Attualmente residente a Parigi, Olga Prader è un'illustratrice e graphic designer svizzera, che si è formata all'ECAL di Losanna e alla Gerrit Rietveld Academie di Amsterdam. Oltre a essere una nostra amica da molto tempo, con nostra grande gioia, è anche l'autrice dei disegni presenti nella collezione ARKET CAFÉ: raffigurazioni del ciclo delle stagioni attraverso realistici e divertenti personaggi dei campi, delle foreste e dei giardini.
Quando abbiamo parlato prima del lancio, ci ha raccontato del suo rapporto con il disegno, una pratica che riflette naturalmente molti dei suoi pensieri e molte delle sue emozioni personali.
"L'illustrazione ha sempre rappresentato un progetto collaterale per me. Quando andavo a scuola, disegnavo e stampavo le mie fanzine e altro ancora. Poi ho iniziato a lavorare e disegnavo per i miei amici, per raccontare storie e farli ridere. Non avrei mai pensato di trasformare la mia passione in una professione.
Il disegno è molto diverso dalle altre mie attività, perché è molto personale. Ogni mia creazione racconta storie che riguardano me o le mie emozioni. Che io sia in vena di scherzare, triste o un po' malinconica, lo rifletto nel disegno.

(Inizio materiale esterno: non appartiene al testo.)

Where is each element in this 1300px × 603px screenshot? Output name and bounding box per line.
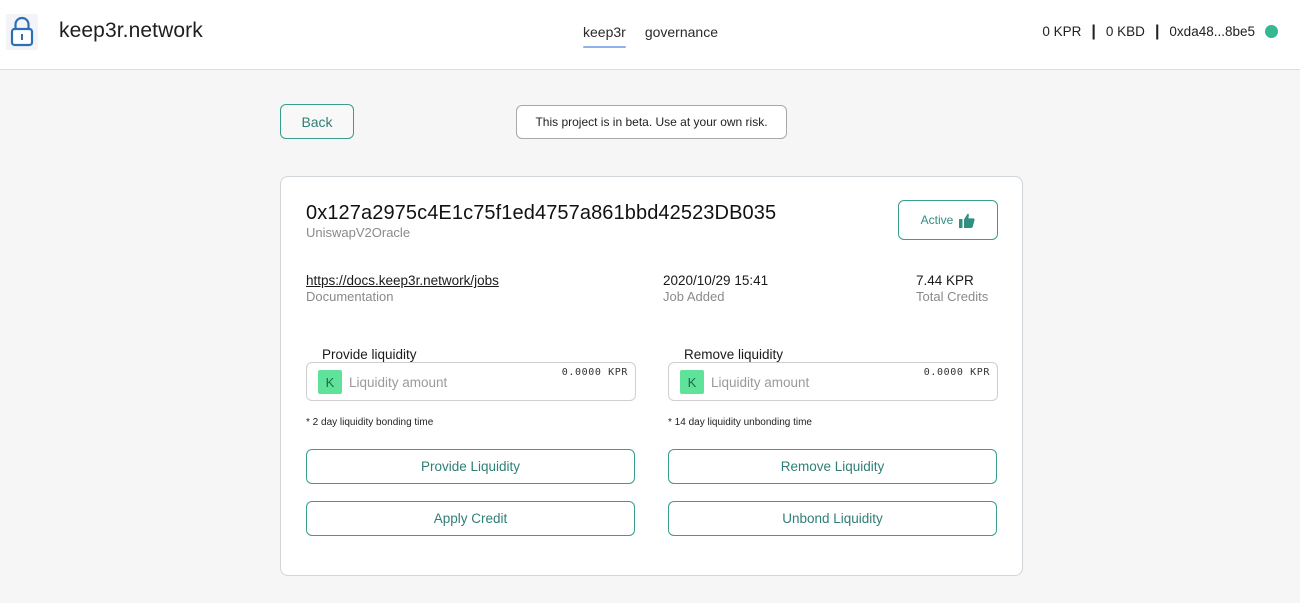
kbd-balance: 0 KBD	[1105, 24, 1145, 39]
main-nav: keep3r governance	[583, 24, 718, 48]
remove-liquidity-title: Remove liquidity	[684, 347, 784, 362]
back-button[interactable]: Back	[280, 104, 354, 139]
total-credits-value: 7.44 KPR	[916, 273, 974, 288]
divider: |	[1154, 22, 1160, 40]
kpr-balance: 0 KPR	[1042, 24, 1082, 39]
status-label: Active	[920, 213, 954, 227]
job-card: 0x127a2975c4E1c75f1ed4757a861bbd42523DB0…	[280, 176, 1023, 576]
brand-title[interactable]: keep3r.network	[59, 19, 203, 43]
thumbs-up-icon	[959, 213, 975, 228]
total-credits-label: Total Credits	[916, 289, 989, 304]
connection-status-dot	[1265, 25, 1278, 38]
job-status-button[interactable]: Active	[898, 200, 998, 240]
nav-tab-keep3r[interactable]: keep3r	[583, 24, 626, 48]
provide-balance[interactable]: 0.0000 KPR	[562, 367, 628, 378]
job-name: UniswapV2Oracle	[306, 225, 411, 240]
unbonding-time-note: * 14 day liquidity unbonding time	[668, 417, 812, 428]
provide-liquidity-field: K 0.0000 KPR	[306, 362, 636, 401]
wallet-status: 0 KPR | 0 KBD | 0xda48...8be5	[1042, 22, 1278, 40]
divider: |	[1091, 22, 1096, 40]
kpr-token-icon: K	[680, 370, 704, 394]
apply-credit-button[interactable]: Apply Credit	[306, 501, 635, 536]
unbond-liquidity-button[interactable]: Unbond Liquidity	[668, 501, 997, 536]
job-added-label: Job Added	[663, 289, 725, 304]
provide-liquidity-button[interactable]: Provide Liquidity	[306, 449, 635, 484]
provide-liquidity-input[interactable]	[349, 371, 549, 393]
top-header: keep3r.network keep3r governance 0 KPR |…	[0, 0, 1300, 70]
kpr-token-icon: K	[318, 370, 342, 394]
provide-liquidity-title: Provide liquidity	[322, 347, 417, 362]
remove-balance[interactable]: 0.0000 KPR	[924, 367, 990, 378]
job-added-value: 2020/10/29 15:41	[663, 273, 769, 288]
bonding-time-note: * 2 day liquidity bonding time	[306, 417, 434, 428]
remove-liquidity-input[interactable]	[711, 371, 911, 393]
documentation-link[interactable]: https://docs.keep3r.network/jobs	[306, 273, 499, 288]
lock-icon[interactable]	[6, 14, 38, 50]
remove-liquidity-button[interactable]: Remove Liquidity	[668, 449, 997, 484]
remove-liquidity-field: K 0.0000 KPR	[668, 362, 998, 401]
documentation-label: Documentation	[306, 289, 394, 304]
wallet-address[interactable]: 0xda48...8be5	[1169, 24, 1255, 39]
job-address: 0x127a2975c4E1c75f1ed4757a861bbd42523DB0…	[306, 202, 777, 224]
beta-notice: This project is in beta. Use at your own…	[516, 105, 787, 139]
nav-tab-governance[interactable]: governance	[645, 24, 718, 46]
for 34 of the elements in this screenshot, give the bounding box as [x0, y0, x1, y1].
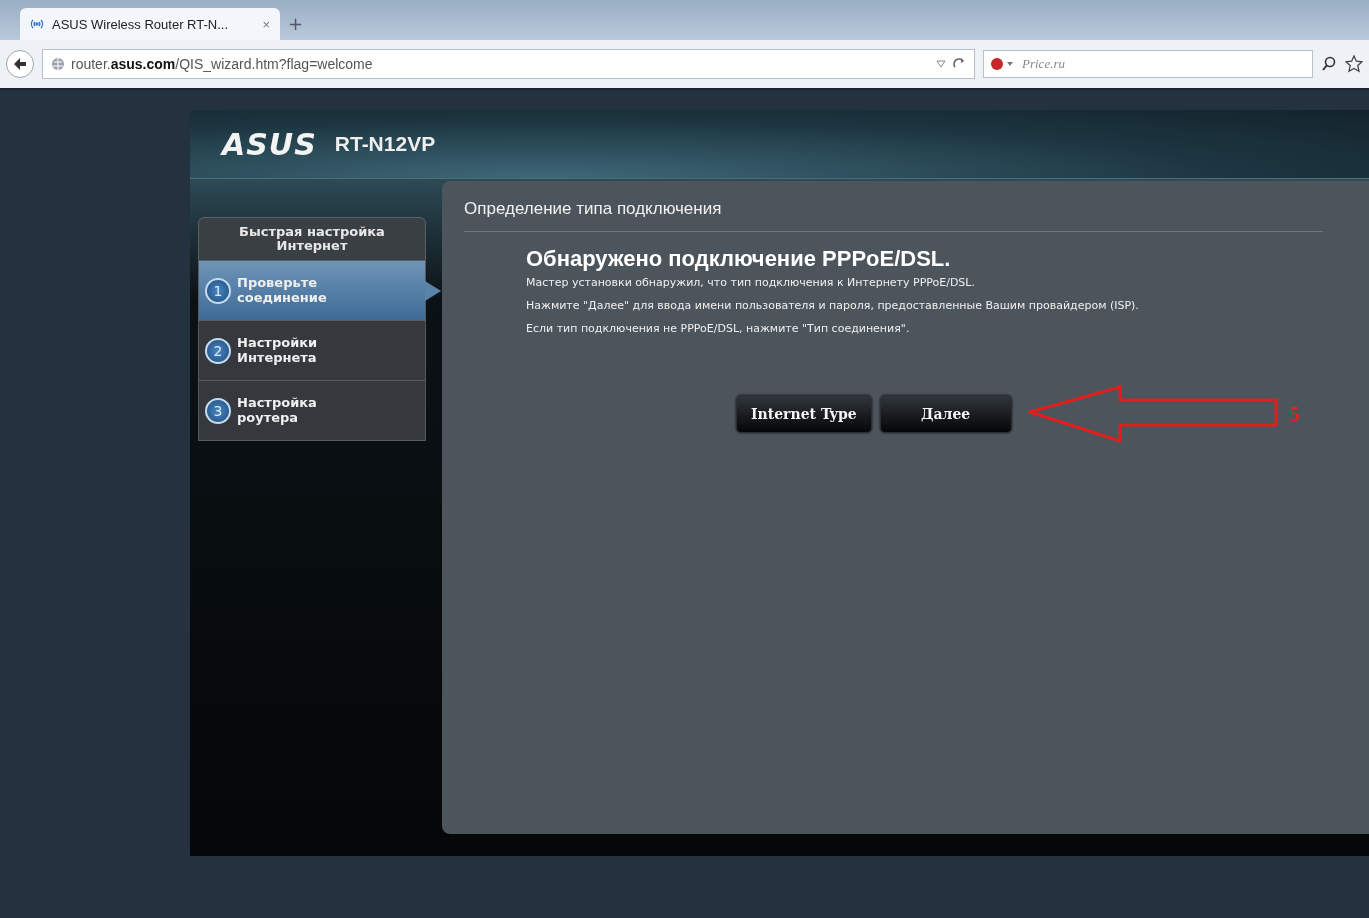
sidebar-title: Быстрая настройка Интернет — [198, 217, 426, 261]
panel-title: Определение типа подключения — [464, 199, 1323, 232]
step-label: Настройка роутера — [237, 395, 318, 426]
step-number: 1 — [205, 277, 231, 304]
dropdown-icon[interactable] — [936, 60, 946, 68]
search-icon[interactable] — [1321, 56, 1337, 72]
info-text: Нажмите "Далее" для ввода имени пользователя и пароля, предоставленные Вашим провайдером (ISP). — [526, 299, 1140, 312]
address-field[interactable]: router.asus.com/QIS_wizard.htm?flag=welcome — [42, 49, 975, 79]
wizard-step[interactable]: 2 Настройки Интернета — [198, 321, 426, 381]
back-button[interactable] — [6, 50, 34, 78]
brand-logo: ASUS — [222, 126, 317, 162]
globe-icon — [51, 57, 65, 71]
info-text: Если тип подключения не PPPoE/DSL, нажмите "Тип соединения". — [526, 322, 911, 335]
new-tab-button[interactable]: + — [288, 13, 304, 34]
step-label: Проверьте соединение — [237, 275, 328, 306]
browser-tab[interactable]: ASUS Wireless Router RT-N... × — [20, 8, 280, 40]
close-icon[interactable]: × — [262, 16, 270, 32]
model-name: RT-N12VP — [334, 132, 436, 156]
wizard-step[interactable]: 3 Настройка роутера — [198, 381, 426, 441]
url-text: router.asus.com/QIS_wizard.htm?flag=welcome — [71, 56, 374, 72]
step-number: 2 — [205, 337, 231, 364]
star-icon[interactable] — [1345, 55, 1363, 73]
step-number: 3 — [205, 397, 231, 424]
wireless-icon — [30, 18, 44, 30]
step-label: Настройки Интернета — [237, 335, 319, 366]
wizard-button[interactable]: Internet Type — [736, 395, 872, 433]
annotation-number: 5 — [1289, 402, 1300, 426]
result-heading: Обнаружено подключение PPPoE/DSL. — [526, 246, 952, 272]
info-text: Мастер установки обнаружил, что тип подключения к Интернету PPPoE/DSL. — [526, 276, 976, 289]
search-engine-icon — [990, 57, 1014, 71]
search-field[interactable]: Price.ru — [983, 50, 1313, 78]
tab-title: ASUS Wireless Router RT-N... — [52, 16, 230, 32]
wizard-button[interactable]: Далее — [879, 395, 1012, 433]
back-arrow-icon — [13, 57, 27, 71]
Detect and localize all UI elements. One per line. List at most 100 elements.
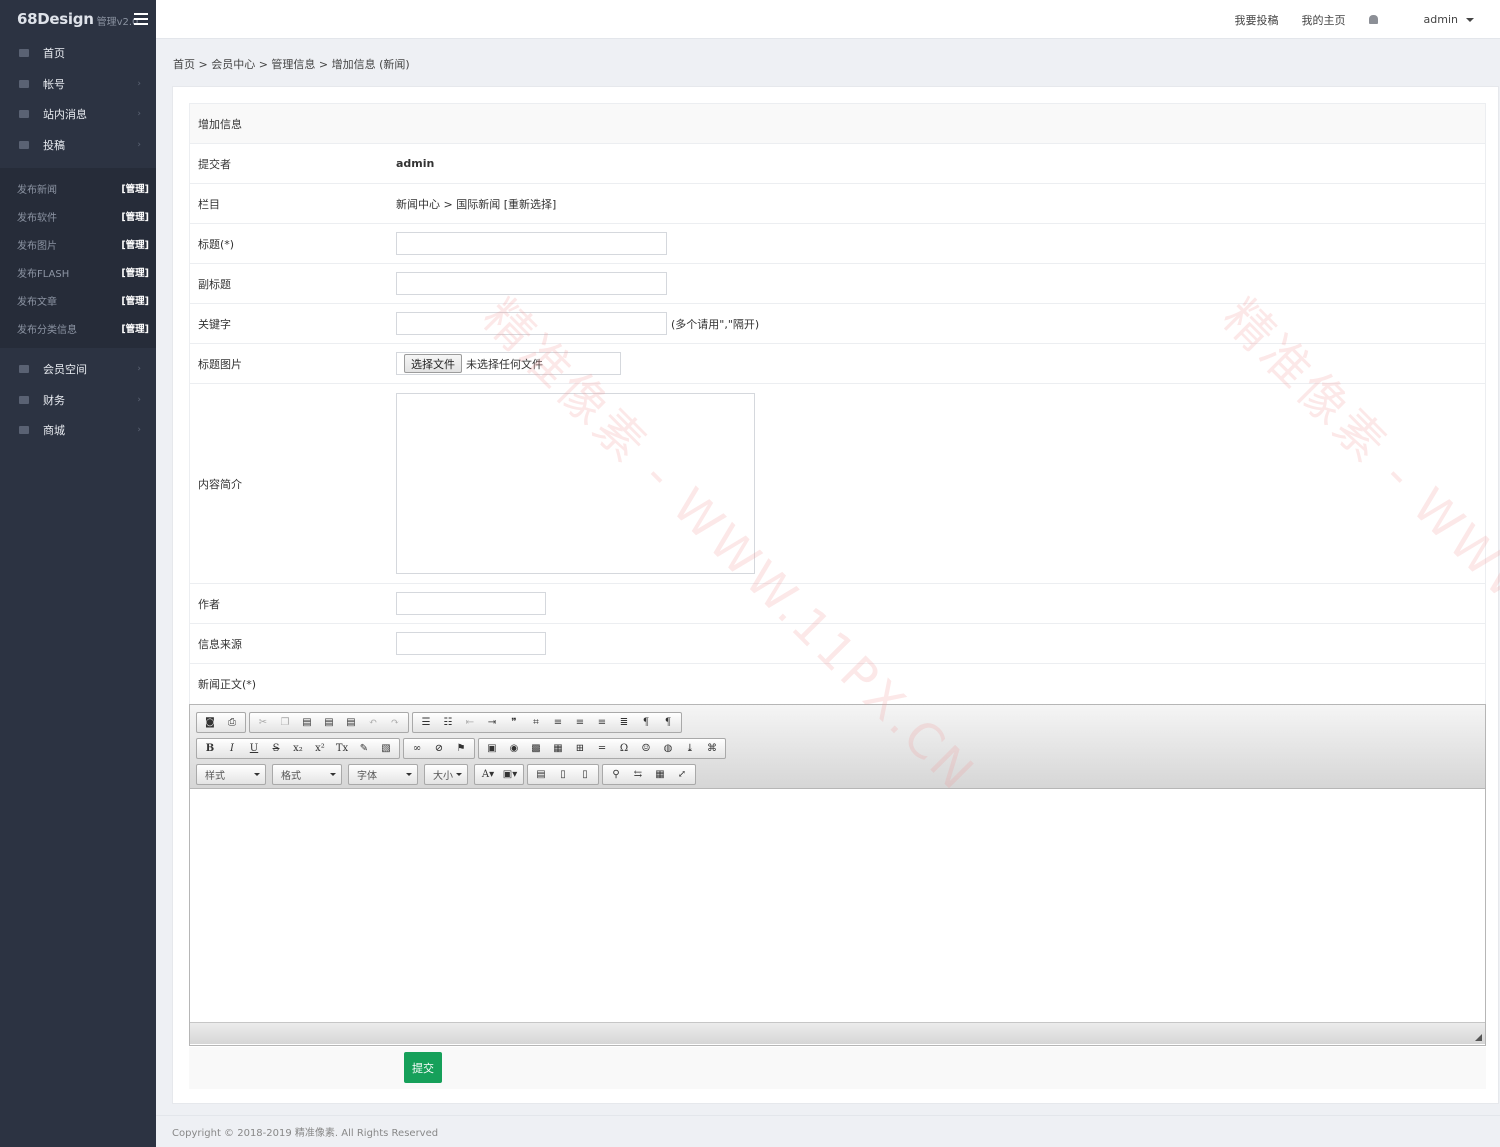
- publish-link[interactable]: 发布图片: [17, 237, 57, 252]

Intendo dire che si disegna con il corpo, con le mani e con il modo in cui ci si muove: i disegni sono un'estensione di se stessi. Ho un corpo rotondo e forte e mani molto grandi e adoro disegnare mani e piedi. Credo che nel modo in cui disegno si possano percepire la forma e i movimenti del mio corpo.
Cerco davvero di raccontare storie. Sono silenziose, ma molto presenti. Anche se disegno frutta e verdura, inserisco dettagli o movimenti che lasciano percepire qualche interazione tra i personaggi: si ha l'impressione che stiano parlando tra loro o semplicemente aspettando che accada qualcosa.
Disegno elementi che esprimono emozioni: eccitazione, amore, timidezza o invidia. Hanno un aspetto un po' voluttuoso e sensuale, leggermente malizioso. È un modo per tenere a mente che la virtù pura non esiste, un tema che mi affascina molto. Ecco perché questi elementi assomigliano in qualche modo a dei personaggi. Capisci cosa intendo?"